Stevensons, which has been selling uniforms since 1925 and serves more than 500 independent and state schools nationwide, including Eton college, St Paul’s girls school, Westminster Cathedral choir school, the Duke of York’s royal military school and the Royal Ballet school, said it was responding to concerns from schools.

“I have every sympathy with the move towards a gender-neutral school uniform and we’re in the process of removing all references, direct and indirect, to boys and girls in the lines that we sell,” said Mark Stevenson, the managing director of the business started by his grandfather.

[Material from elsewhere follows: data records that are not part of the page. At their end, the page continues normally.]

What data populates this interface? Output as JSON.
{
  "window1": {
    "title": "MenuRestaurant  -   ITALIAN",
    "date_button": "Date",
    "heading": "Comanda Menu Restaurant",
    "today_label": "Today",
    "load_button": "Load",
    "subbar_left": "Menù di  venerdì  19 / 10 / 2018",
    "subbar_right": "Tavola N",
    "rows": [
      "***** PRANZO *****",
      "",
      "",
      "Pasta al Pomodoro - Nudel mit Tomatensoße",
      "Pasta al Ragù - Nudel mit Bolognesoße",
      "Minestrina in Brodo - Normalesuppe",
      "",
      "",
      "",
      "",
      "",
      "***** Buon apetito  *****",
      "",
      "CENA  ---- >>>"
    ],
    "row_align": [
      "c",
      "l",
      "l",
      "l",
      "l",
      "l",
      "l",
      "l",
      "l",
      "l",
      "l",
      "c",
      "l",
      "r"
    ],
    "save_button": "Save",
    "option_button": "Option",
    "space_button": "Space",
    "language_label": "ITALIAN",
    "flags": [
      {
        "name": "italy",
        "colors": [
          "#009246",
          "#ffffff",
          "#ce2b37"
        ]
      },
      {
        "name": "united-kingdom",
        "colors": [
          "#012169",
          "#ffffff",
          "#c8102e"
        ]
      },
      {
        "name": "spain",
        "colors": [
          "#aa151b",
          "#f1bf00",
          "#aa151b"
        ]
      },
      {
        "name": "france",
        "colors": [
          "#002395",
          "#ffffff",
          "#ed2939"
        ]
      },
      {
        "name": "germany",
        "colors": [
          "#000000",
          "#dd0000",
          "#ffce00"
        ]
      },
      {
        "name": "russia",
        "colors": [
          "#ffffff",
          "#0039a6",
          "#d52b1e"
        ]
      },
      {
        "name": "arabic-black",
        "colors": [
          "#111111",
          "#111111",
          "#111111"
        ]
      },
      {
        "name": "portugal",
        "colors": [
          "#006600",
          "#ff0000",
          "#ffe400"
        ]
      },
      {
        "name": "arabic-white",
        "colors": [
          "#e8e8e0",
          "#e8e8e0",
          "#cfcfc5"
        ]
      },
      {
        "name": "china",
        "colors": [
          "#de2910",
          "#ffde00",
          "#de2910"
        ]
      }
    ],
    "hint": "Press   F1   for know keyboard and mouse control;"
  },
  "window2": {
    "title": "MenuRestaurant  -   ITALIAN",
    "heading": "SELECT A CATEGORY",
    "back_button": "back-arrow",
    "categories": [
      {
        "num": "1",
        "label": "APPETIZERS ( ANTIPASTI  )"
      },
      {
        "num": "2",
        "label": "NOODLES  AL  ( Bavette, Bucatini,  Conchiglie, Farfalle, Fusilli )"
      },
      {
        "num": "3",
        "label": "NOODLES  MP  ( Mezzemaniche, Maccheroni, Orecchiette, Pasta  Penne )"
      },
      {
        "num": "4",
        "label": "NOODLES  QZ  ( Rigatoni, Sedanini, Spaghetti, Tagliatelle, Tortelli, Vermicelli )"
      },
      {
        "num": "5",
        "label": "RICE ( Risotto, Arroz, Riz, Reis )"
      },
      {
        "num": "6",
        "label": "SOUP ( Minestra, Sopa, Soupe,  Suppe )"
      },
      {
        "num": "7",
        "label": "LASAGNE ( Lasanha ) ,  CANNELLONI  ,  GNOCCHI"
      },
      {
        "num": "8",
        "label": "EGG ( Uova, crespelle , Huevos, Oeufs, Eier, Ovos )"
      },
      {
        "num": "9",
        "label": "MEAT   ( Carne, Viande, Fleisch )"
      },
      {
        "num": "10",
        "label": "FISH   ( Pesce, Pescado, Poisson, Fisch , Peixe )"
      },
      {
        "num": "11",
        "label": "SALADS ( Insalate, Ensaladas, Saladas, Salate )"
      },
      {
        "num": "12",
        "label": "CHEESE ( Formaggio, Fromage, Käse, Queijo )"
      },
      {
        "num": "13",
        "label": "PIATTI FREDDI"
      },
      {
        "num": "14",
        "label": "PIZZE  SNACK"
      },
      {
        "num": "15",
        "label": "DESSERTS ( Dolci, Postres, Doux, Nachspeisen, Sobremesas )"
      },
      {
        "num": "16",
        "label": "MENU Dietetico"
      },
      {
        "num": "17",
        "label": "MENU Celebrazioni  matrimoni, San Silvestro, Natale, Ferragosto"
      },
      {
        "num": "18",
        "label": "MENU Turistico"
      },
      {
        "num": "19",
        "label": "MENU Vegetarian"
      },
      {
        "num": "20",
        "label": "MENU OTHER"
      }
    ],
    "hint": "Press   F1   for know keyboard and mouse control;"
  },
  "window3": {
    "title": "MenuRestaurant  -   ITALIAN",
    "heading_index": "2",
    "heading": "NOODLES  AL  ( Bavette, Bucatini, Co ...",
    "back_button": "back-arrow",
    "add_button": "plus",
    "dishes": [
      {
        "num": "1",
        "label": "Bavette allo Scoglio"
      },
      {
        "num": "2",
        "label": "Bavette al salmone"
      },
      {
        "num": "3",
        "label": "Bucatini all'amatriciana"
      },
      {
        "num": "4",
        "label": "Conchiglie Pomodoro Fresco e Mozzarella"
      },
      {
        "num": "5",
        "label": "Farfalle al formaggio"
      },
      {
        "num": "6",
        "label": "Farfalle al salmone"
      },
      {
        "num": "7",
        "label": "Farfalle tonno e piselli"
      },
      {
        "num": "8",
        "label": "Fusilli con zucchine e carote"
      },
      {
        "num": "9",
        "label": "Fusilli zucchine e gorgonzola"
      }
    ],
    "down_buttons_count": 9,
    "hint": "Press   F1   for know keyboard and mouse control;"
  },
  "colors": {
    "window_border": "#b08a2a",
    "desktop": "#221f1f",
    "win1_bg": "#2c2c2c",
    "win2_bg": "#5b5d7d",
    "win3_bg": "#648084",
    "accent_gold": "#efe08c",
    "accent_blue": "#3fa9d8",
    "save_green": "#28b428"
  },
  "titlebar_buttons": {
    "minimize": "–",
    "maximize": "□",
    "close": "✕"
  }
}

“But when schools ring us to discuss the issue, my first question is whether their own uniform rules are gender neutral; we’re only selling uniforms dictated by the schools themselves and sometimes, it turns out that their own guidance is still gender specific,” he added.

Stevenson, who is also an executive on the Schoolwear Association, said it was an issue that the whole industry is working on. “We’re all very aware of this issue and trying to be better at it,” he said. “We’re even changing the colours of the packaging that clothes come in to a gender-neutral colour.”

Stevensons’ decision highlights the fact that other uniform retailers have yet to embrace the gender neutrality debate: John Lewis and M&S still market their lines for boys or girls.

Under new plans put forward in the Liberal Democrats’ manifesto, schools would be ordered to allow children to wear gender-neutral uniforms. Layla Moran, the party’s education spokesperson, tabled a bill on the subject in the last parliament. She said the existing rules were “totally out of date”.

“Removing the association of ‘boys’ or ‘girls’ with particular clothes in a school uniform policy may not change the way pupils dress, but it could be hugely important for many young people. It’s time to build a culture of acceptance in our schools,” she said.

Schools in Wales have already adopted a gender-neutral policy, which means there cannot be separate dress codes for boys and girls. The move came after a heatwave in 2018, when some parents claimed school uniform policies were too strict.

But such policies are not always welcomed: parents and pupils protested outside the gates of Priory school in Lewes, East Sussex, after it made trousers compulsory for new and existing pupils.

The school introduced the policy over worries about the length of skirts and apparently in response to the concerns of a small number of transgender students.